Lady Bracknell is fortunate in that her diabetes is now well-controlled, and her fogginess of brain largely a thing of the past. She is, however, still all too familiar with the phenomenon of being suddenly quite unable to spell when her blood sugar levels drop too low. However, she is in a better position than the Goldfish, as the ingestion of a banana will almost always restore her spelling ability.

Lady Bracknell said...

Lady Bracknell has tried to discipline herself, but she cannot.

The correct lyric is,

"There's a fog ALONG the horizon".


marmiteboy said...

I'm constantly fatigued these days too.
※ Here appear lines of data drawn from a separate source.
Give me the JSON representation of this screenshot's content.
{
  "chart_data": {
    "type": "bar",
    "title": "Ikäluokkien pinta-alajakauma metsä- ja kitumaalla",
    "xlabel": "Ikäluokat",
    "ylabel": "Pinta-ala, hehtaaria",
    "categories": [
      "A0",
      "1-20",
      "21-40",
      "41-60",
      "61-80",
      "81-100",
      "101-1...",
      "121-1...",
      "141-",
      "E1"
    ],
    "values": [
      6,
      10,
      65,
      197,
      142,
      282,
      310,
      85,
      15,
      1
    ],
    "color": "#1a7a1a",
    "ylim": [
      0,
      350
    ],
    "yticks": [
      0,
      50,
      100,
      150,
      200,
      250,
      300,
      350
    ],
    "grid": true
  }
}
Although my spelling is always shit so being tired doesn't affect it.

I hope your feeling a bit better today.

The Goldfish said...

Thanks for your empathy guys and to Lady B for the correction - would have driven me mad every time I saw it had it occurred to me. Today is... different. But I know it will get better. :-)

Marit Cooper said...

I do empathise, deeply, I've always felt that I could put up with almost anything as long as I was allowed to "keep my head". After all it is in our heads that we actually live our lives. We have no first hand experience of the world, everything we experience is interpreted by our brains. If our brains aren't functioning properly our worlds are in chaos!